Strauss-Kahn, cont.

Two interesting DSK-related stories in today’s Times: an account of the tense situation yesterday after the luxury East Side apartment building that had been arranged as DSK’s residence in lieu of Rikers Island turned him down at the last minute because of concerns about media intrusion and another apartment had to be found on the double; and a profile of Strauss-Kahn’s famous and wealthy wife, Anne Sinclair, who was born in the U.S. but has lived in France since her teens, and who for many years was France’s top TV interviewer.

Anne%20Sinclair.jpg
Anne Sinclair

The piece on Sinclair quotes a remark of hers that shows us once again, paraphrasing F. Scott Fitzgerald, that the French are different from you and me:

There is no doubt that Ms.
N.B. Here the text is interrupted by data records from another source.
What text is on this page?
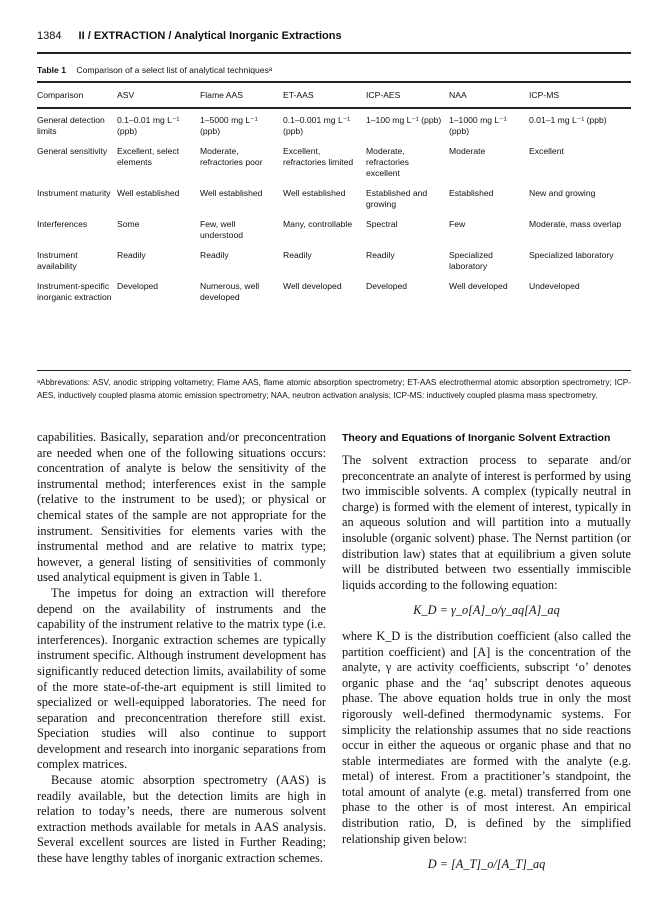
1384 II / EXTRACTION / Analytical Inorganic Extractions
Table 1 Comparison of a select list of analytical techniquesᵃ
Comparison	ASV	Flame AAS	ET-AAS	ICP-AES	NAA	ICP-MS
General detection limits	0.1–0.01 mg L⁻¹ (ppb)	1–5000 mg L⁻¹ (ppb)	0.1–0.001 mg L⁻¹ (ppb)	1–100 mg L⁻¹ (ppb)	1–1000 mg L⁻¹ (ppb)	0.01–1 mg L⁻¹ (ppb)
General sensitivity	Excellent, select elements	Moderate, refractories poor	Excellent, refractories limited	Moderate, refractories excellent	Moderate	Excellent
Instrument maturity	Well established	Well established	Well established	Established and growing	Established	New and growing
Interferences	Some	Few, well understood	Many, controllable	Spectral	Few	Moderate, mass overlap
Instrument availability	Readily	Readily	Readily	Readily	Specialized laboratory	Specialized laboratory
Instrument-specific inorganic extraction	Developed	Numerous, well developed	Well developed	Developed	Well developed	Undeveloped
ᵃAbbrevations: ASV, anodic stripping voltametry; Flame AAS, flame atomic absorption spectrometry; ET-AAS electrothermal atomic absorption spectrometry; ICP-AES, inductively coupled plasma atomic emission spectrometry; NAA, neutron activation analysis; ICP-MS: inductively coupled plasma mass spectrometry.

capabilities. Basically, separation and/or preconcentration are needed when one of the following situations occurs: concentration of analyte is below the sensitivity of the instrumental method; interferences exist in the sample (relative to the instrument to be used); or physical or chemical states of the sample are not appropriate for the instrument. Sensitivities for elements varies with the instrumental method and are relative to matrix type; however, a general listing of sensitivities of commonly used analytical equipment is given in Table 1.

The impetus for doing an extraction will therefore depend on the availability of instruments and the capability of the instrument relative to the matrix type (i.e. interferences). Inorganic extraction schemes are typically instrument specific. Although instrument development has significantly reduced detection limits, availability of some of the more state-of-the-art equipment is still limited to specialized or well-equipped laboratories. The need for separation and preconcentration therefore still exist. Speciation studies will also continue to support development and research into inorganic separations from complex matrices.

Because atomic absorption spectrometry (AAS) is readily available, but the detection limits are high in relation to today’s needs, there are numerous solvent extraction methods available for metals in AAS analysis. Several excellent sources are listed in Further Reading; these have lengthy tables of inorganic extraction schemes.

Theory and Equations of Inorganic Solvent Extraction

The solvent extraction process to separate and/or preconcentrate an analyte of interest is performed by using two immiscible solvents. A complex (typically neutral in charge) is formed with the element of interest, typically in an aqueous solution and will partition into a mutually insoluble (organic solvent) phase. The Nernst partition (or distribution law) states that at equilibrium a given solute will be distributed between two essentially immiscible liquids according to the following equation:

K_D = γ_o[A]_o/γ_aq[A]_aq

where K_D is the distribution coefficient (also called the partition coefficient) and [A] is the concentration of the analyte, γ are activity coefficients, subscript ‘o’ denotes organic phase and the ‘aq’ subscript denotes aqueous phase. The above equation holds true in only the most rigorously well-defined thermodynamic systems. For simplicity the relationship assumes that no side reactions occur in either the aqueous or organic phase and that no stable intermediates are formed with the analyte (e.g. metal) of interest. From a practitioner’s standpoint, the total amount of analyte (e.g. metal) transferred from one phase to the other is of most interest. An empirical distribution ratio, D, is defined by the simplified relationship given below:

D = [A_T]_o/[A_T]_aq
Sinclair was aware of her husband’s skirt-chasing, but in public, at least, seemed not to care. Asked in 2006 by L’Express if she suffered from his reputation as a womanizer, she said: “No! I’m even proud of it. It’s important to seduce, for a politician. As long as he is still attracted to me, and I to him, it is sufficient.”

- end of initial entry -

May 22

Kidist Paulos Asrat writes:

I used to watch Anne Sinclair do news, or current affairs, programs. I thought she was very “sympa” or nice, and pretty, unlike, say Christine Ockrent, another French news anchor. At least Sinclair married Strauss-Kahn many (twenty) years ago, while Ockrent’s Wikipedia profile calls politician Bernard Kouchner her “life partner.” A French article from 2010 says “bientôt mariés?” and “en couple depuis le début des années 1980” and cites Ockrent’s age at the time as 66 and Kouchner’s 70, with one teenage son. So they must have decided to get married after almost thirty years together. Better late than never, I guess! But, it’s all variations of the same theme, isn’t it? Married to a skirt-chasing husband, or living with a “life partner” who is faithful. Hemingway’s quote comes to mind again.